Usually not much is accomplished during a lame-duck session of Congress, but a major piece of health care legislation is on deck this week.

The 21st Century Cures Act is a sweeping bill that would boost National Institutes of Health funding for translational research, and speed up the Food and Drug Administration's ability to approve life-saving drugs and medical devices, among many other things.

But the deadly trouble with this bill is that it adds regulatory laxity to a medical device approval process which already suffers for need of more adequate safety regulations.
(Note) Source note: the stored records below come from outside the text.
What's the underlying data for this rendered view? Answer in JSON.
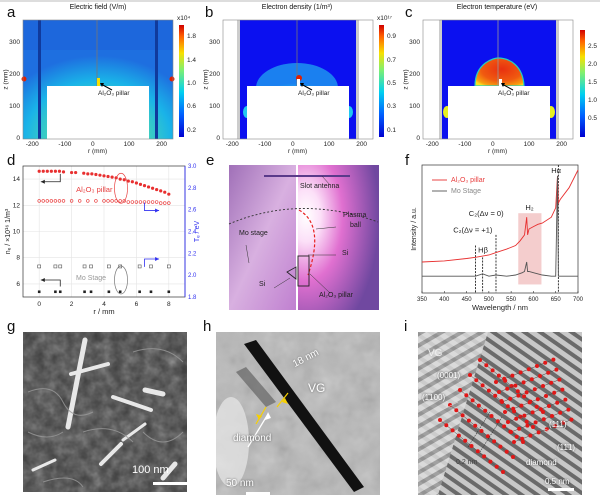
{
  "panels": {
    "a": {
      "label": "a",
      "title": "Electric field (V/m)",
      "colorbar_exp": "x10⁴",
      "colorbar_ticks": [
        "1.8",
        "1.4",
        "1.0",
        "0.6",
        "0.2"
      ],
      "annotation": "Al₂O₃ pillar"
    },
    "b": {
      "label": "b",
      "title": "Electron density (1/m³)",
      "colorbar_exp": "x10¹⁷",
      "colorbar_ticks": [
        "0.9",
        "0.7",
        "0.5",
        "0.3",
        "0.1"
      ],
      "annotation": "Al₂O₃ pillar"
    },
    "c": {
      "label": "c",
      "title": "Electron temperature (eV)",
      "colorbar_exp": "",
      "colorbar_ticks": [
        "2.5",
        "2.0",
        "1.5",
        "1.0",
        "0.5"
      ],
      "annotation": "Al₂O₃ pillar"
    },
    "maps_axes": {
      "xlabel": "r (mm)",
      "ylabel": "z (mm)",
      "xticks": [
        "-200",
        "-100",
        "0",
        "100",
        "200"
      ],
      "yticks": [
        "300",
        "200",
        "100",
        "0"
      ]
    },
    "d": {
      "label": "d"
    },
    "e": {
      "label": "e",
      "annotations": {
        "slot_antenna": "Slot antenna",
        "plasma_ball_1": "Plasma",
        "plasma_ball_2": "ball",
        "mo_stage": "Mo stage",
        "si_right": "Si",
        "si_left": "Si",
        "pillar": "Al₂O₃ pillar"
      }
    },
    "f": {
      "label": "f"
    },
    "g": {
      "label": "g",
      "scalebar": "100 nm"
    },
    "h": {
      "label": "h",
      "scalebar": "50 nm",
      "annotations": {
        "width": "18 nm",
        "vg": "VG",
        "diamond": "diamond"
      }
    },
    "i": {
      "label": "i",
      "scalebar": "0.5 nm",
      "annotations": {
        "vg": "VG",
        "plane1": "(0001)",
        "plane2": "(1̄100)",
        "plane3": "(111̄)",
        "plane4": "(11̄1)",
        "spacing": "0.2 nm",
        "diamond": "diamond"
      }
    }
  },
  "chart_data": [
    {
      "id": "d",
      "type": "scatter",
      "title": "",
      "xlabel": "r / mm",
      "ylabel": "nₑ / ×10¹⁶ 1/m³",
      "y2label": "Tₑ / eV",
      "xlim": [
        -1,
        9
      ],
      "ylim": [
        5,
        15
      ],
      "y2lim": [
        1.8,
        3.0
      ],
      "xticks": [
        0,
        2,
        4,
        6,
        8
      ],
      "yticks": [
        6,
        8,
        10,
        12,
        14
      ],
      "y2ticks": [
        1.8,
        2.0,
        2.2,
        2.4,
        2.6,
        2.8,
        3.0
      ],
      "annotations": [
        "Al₂O₃ pillar",
        "Mo Stage"
      ],
      "series": [
        {
          "name": "Al2O3 pillar ne",
          "axis": "left",
          "marker": "filled-circle",
          "color": "#e83030",
          "x": [
            0,
            0.25,
            0.5,
            0.75,
            1.0,
            1.25,
            1.5,
            2.0,
            2.25,
            2.75,
            3.0,
            3.25,
            3.5,
            3.75,
            4.0,
            4.25,
            4.5,
            4.75,
            5.0,
            5.25,
            5.5,
            5.75,
            6.0,
            6.25,
            6.5,
            6.75,
            7.0,
            7.25,
            7.5,
            7.75,
            8.0
          ],
          "y": [
            14.6,
            14.6,
            14.6,
            14.6,
            14.6,
            14.6,
            14.55,
            14.5,
            14.5,
            14.45,
            14.4,
            14.4,
            14.35,
            14.3,
            14.25,
            14.2,
            14.15,
            14.1,
            14.0,
            13.95,
            13.85,
            13.8,
            13.7,
            13.6,
            13.5,
            13.4,
            13.3,
            13.2,
            13.1,
            13.0,
            12.85
          ]
        },
        {
          "name": "Al2O3 pillar Te",
          "axis": "right",
          "marker": "open-circle",
          "color": "#e83030",
          "x": [
            0,
            0.25,
            0.5,
            0.75,
            1.0,
            1.25,
            1.5,
            2.0,
            2.5,
            3.0,
            3.5,
            4.0,
            4.25,
            4.5,
            4.75,
            5.0,
            5.25,
            5.5,
            5.75,
            6.0,
            6.25,
            6.5,
            6.75,
            7.0,
            7.25,
            7.5,
            7.75,
            8.0
          ],
          "y": [
            2.68,
            2.68,
            2.68,
            2.68,
            2.68,
            2.68,
            2.68,
            2.68,
            2.68,
            2.68,
            2.68,
            2.68,
            2.68,
            2.68,
            2.68,
            2.68,
            2.68,
            2.67,
            2.67,
            2.67,
            2.67,
            2.67,
            2.67,
            2.67,
            2.67,
            2.66,
            2.66,
            2.66
          ]
        },
        {
          "name": "Mo Stage Te",
          "axis": "right",
          "marker": "open-square",
          "color": "#555555",
          "x": [
            0,
            1.0,
            1.3,
            2.8,
            3.2,
            4.3,
            5.0,
            6.2,
            6.9,
            8.0
          ],
          "y": [
            2.08,
            2.08,
            2.08,
            2.08,
            2.08,
            2.08,
            2.08,
            2.08,
            2.08,
            2.08
          ]
        },
        {
          "name": "Mo Stage ne",
          "axis": "left",
          "marker": "filled-square",
          "color": "#222222",
          "x": [
            0,
            1.0,
            1.3,
            2.8,
            3.2,
            4.3,
            5.0,
            6.2,
            6.9,
            8.0
          ],
          "y": [
            5.4,
            5.4,
            5.4,
            5.4,
            5.4,
            5.4,
            5.4,
            5.4,
            5.4,
            5.4
          ]
        }
      ]
    },
    {
      "id": "f",
      "type": "line",
      "xlabel": "Wavelength / nm",
      "ylabel": "Intensity / a.u.",
      "xlim": [
        350,
        700
      ],
      "xticks": [
        350,
        400,
        450,
        500,
        550,
        600,
        650,
        700
      ],
      "legend": "top-left",
      "annotations": [
        "C₂(Δν = +1)",
        "C₂(Δν = 0)",
        "H₂",
        "Hβ",
        "Hα"
      ],
      "marker_lines_nm": [
        470,
        486,
        516,
        656
      ],
      "highlight_band_nm": [
        566,
        618
      ],
      "series": [
        {
          "name": "Al₂O₃ pillar",
          "color": "#e83030",
          "x": [
            350,
            400,
            450,
            470,
            486,
            500,
            516,
            540,
            560,
            570,
            580,
            585,
            587,
            590,
            600,
            610,
            620,
            640,
            650,
            654,
            656,
            660,
            680,
            700
          ],
          "y": [
            0.22,
            0.23,
            0.25,
            0.26,
            0.27,
            0.28,
            0.3,
            0.33,
            0.36,
            0.4,
            0.45,
            0.6,
            0.45,
            0.5,
            0.52,
            0.54,
            0.55,
            0.6,
            0.68,
            0.95,
            0.72,
            0.75,
            0.85,
            1.0
          ]
        },
        {
          "name": "Mo Stage",
          "color": "#555555",
          "x": [
            350,
            400,
            450,
            470,
            486,
            500,
            516,
            540,
            560,
            575,
            580,
            585,
            587,
            590,
            600,
            620,
            640,
            650,
            654,
            656,
            660,
            680,
            700
          ],
          "y": [
            0.1,
            0.1,
            0.1,
            0.1,
            0.12,
            0.1,
            0.11,
            0.1,
            0.11,
            0.13,
            0.14,
            0.22,
            0.14,
            0.14,
            0.13,
            0.11,
            0.1,
            0.1,
            0.95,
            0.1,
            0.1,
            0.1,
            0.1
          ]
        }
      ]
    }
  ]
}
You can read all 1,000 pages of this bill here – including the medical device provisions aimed at accelerating approval, under the guise of innovation and efficient marketing of life-saving devices, starting on page 233. This bill is sausage laced with poison.

Among the  voices sounding an alarm on this safety deficit is U.S. Rep. Mike Fitzpatrick (R-PA), who has worked closely with us and other advocates on this problem.
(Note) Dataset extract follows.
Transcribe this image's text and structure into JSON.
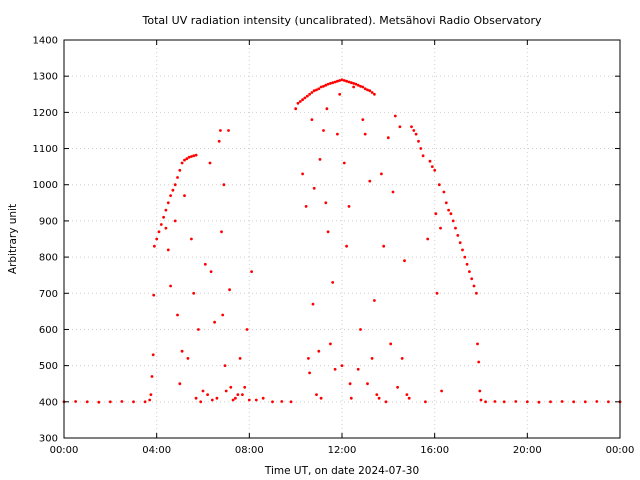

In July 2015, when the House was considering the 21st Century Cures Act, Fitzpatrick called for amendments that would address the problem. But his colleagues, including a prominent ex-physician turned congressman, effectively killed these amendments.

Still, Fitzpatrick  voted "Nay" on the Cures Act in 2015, and then gathered a bipartisan coalition to attack the problem.

First, the "Fitzpatrick 12" triggered an investigation by the Government Accountability Office into the FDA process, which had allowed a dangerous medical device to harm women, undetected by FDA for nearly 20 years. This report is due from the GAO any day now.

Second,  Fitzpatrick rallied the support of a colleague from across the aisle to propose the Medical Device Guardians Act (H.R. 5404), which requires "self-reporting" of design flaws and complications associated with their use. Though this is a mandate of the American Medical Association's Code of Medical Ethics, it is not required by law.  The legislation has been collecting dust on the House docket since last June.

Now a massive lobbying effort is underway to make 21st Century Cures one of the 114th Congress' final acts, regardless of the threat posed by  its liberal medical device provisions.

Likely this week, the 21st Century Cures Act is poised to go back through the House of Representatives on its way to the Senate. The House is likely to invoke a "suspension of the rules" a maneuver that's supposed to be for noncontroversial bills. If so, and if no one objects, it will go directly to the Senate for passage.

As advocates for patient safety, we call on  Fitzpatrick and his colleagues who grasp the danger of the Act's medical device provisions to raise those objections.

Securing the medical device regulatory space efficiently may be a tall order for a Congress in gridlock. But passage of the Medical Device Guardians Act, which enjoys the support of harmed patients and their advocates, not big money interests, will be an even taller one.

Still, our best hope lies with Fitzpatrick, who soon will be leaving Congress. He has clarity enough on this problem to rise once again and object to leaving unsuspecting Americans in harm's way. Fitzpatrick knows that Congress can add the provisions of H.R. 5404 into the 21st Century Cures Act –to provide FDA with the real-time public health data it needs to defend patients from unsafe medical devices.